I have no memories of my father speaking to my mother in anything other than the negative. She was dumb and stupid, a whore, a terrible cook, a worthless piece of junk. His insults were endless and predictable to the point my mother believed them.

Perhaps that is why she went back to my father time and again. Perhaps that’s all she thought she was worth. Perhaps even after we had lived in the house by the sea for many months and she took the bus to her work along warrigal Road and saw our father in the front garden watering his plants she forgot his past cruelties and her heart rushed out to him.

He had lost weight she told me, as if to justify her nightly visits while the rest of us slept. When unbeknown to us she took taxis all the way back to our family home to visit our father who by then had sworn off drinking – again.

My mother lost weight, too.
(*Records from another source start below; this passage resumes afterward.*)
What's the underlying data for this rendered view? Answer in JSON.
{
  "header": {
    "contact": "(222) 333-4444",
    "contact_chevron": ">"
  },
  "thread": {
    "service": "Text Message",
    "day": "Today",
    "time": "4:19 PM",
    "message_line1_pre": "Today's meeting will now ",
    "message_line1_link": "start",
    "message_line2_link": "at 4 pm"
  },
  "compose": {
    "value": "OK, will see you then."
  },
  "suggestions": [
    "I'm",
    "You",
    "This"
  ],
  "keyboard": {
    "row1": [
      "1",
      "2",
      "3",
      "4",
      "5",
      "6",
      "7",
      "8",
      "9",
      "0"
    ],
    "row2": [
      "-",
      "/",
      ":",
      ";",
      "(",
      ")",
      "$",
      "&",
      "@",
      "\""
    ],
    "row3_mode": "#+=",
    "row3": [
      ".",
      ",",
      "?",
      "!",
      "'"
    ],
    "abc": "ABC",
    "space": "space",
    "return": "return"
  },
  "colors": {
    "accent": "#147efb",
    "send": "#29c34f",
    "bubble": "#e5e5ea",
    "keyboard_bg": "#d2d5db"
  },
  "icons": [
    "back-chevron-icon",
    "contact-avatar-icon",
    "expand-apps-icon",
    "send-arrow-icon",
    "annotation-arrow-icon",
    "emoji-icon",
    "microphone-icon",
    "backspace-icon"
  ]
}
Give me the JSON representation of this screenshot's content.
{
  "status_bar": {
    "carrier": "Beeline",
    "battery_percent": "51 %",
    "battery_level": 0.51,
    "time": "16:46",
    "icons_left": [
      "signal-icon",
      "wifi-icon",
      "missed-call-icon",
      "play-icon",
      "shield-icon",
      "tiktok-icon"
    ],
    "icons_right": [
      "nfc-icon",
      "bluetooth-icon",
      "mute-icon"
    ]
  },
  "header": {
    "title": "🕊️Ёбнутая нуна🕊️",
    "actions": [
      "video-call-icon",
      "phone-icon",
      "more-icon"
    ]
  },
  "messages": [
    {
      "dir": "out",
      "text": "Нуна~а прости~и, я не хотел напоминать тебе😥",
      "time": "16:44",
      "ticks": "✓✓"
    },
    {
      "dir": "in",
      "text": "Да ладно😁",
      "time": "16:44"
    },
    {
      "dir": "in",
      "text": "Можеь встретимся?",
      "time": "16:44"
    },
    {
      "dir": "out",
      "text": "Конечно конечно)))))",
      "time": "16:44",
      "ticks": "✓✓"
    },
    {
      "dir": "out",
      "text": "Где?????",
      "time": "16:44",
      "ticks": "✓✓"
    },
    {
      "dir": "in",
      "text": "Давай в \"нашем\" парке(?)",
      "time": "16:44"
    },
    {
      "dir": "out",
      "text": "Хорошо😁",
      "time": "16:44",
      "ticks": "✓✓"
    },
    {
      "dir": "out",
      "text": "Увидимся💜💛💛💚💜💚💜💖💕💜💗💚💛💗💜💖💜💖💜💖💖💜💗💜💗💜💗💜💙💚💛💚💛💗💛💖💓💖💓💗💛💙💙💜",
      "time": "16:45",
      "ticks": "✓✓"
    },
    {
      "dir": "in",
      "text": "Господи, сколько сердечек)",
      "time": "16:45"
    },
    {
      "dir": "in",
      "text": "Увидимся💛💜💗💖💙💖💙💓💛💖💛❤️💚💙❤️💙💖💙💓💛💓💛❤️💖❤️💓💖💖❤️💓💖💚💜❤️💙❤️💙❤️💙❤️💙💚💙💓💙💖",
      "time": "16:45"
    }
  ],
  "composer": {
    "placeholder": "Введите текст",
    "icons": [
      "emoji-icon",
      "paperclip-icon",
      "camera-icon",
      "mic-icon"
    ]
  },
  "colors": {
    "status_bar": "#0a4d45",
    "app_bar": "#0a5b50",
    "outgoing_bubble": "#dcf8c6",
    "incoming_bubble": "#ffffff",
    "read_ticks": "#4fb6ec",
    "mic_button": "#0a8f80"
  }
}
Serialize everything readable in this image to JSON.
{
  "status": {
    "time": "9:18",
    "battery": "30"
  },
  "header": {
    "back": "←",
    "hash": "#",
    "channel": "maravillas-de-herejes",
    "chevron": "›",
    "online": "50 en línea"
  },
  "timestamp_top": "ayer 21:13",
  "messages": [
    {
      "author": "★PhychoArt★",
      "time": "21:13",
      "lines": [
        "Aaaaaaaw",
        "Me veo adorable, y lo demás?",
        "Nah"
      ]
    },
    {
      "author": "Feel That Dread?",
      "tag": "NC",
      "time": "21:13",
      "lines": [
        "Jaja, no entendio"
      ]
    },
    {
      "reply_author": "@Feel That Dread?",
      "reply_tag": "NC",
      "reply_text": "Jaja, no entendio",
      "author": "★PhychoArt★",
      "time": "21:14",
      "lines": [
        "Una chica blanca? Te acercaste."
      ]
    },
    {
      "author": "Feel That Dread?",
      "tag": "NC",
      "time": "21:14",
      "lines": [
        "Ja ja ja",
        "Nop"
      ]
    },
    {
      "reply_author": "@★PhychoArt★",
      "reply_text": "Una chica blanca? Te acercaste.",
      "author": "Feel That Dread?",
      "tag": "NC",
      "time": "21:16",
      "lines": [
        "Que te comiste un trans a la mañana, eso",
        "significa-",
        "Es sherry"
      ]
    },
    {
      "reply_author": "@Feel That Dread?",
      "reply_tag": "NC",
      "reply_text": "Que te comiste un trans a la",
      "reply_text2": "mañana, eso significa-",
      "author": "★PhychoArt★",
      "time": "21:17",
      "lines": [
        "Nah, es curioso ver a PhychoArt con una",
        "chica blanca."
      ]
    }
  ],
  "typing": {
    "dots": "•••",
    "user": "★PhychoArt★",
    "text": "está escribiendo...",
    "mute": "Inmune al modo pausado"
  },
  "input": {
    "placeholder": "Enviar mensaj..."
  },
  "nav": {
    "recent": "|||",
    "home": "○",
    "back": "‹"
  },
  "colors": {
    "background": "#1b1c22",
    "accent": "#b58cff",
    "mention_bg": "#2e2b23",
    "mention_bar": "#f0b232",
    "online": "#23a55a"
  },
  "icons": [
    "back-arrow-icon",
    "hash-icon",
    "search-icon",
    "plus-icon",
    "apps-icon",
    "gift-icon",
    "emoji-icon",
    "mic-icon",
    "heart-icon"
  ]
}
The two of them, slowly disappearing without one another and yet we all knew and perhaps she did too, should she go back to our father and drag the rest of us still living at home along with her it would only be a matter of time before his benders began again.

A miracle she said whenever our father was able to stop drinking for more than a week or two, a miracle a sign from God that all would be well now. My father had changed. He would no longer hurt us or criticise her or give us grief. He was a changed man.

It never lasted until that last stretch when only one child was left at home. It was only after all the children were gone that my father was able to give up drinking altogether and only then five years before he died.

Was it our fault he drank? He said as much often, nine bloody children, as if we had appeared on his doorstep like a load of debt that someone else had run up against his name.

As if it had nothing to do with him.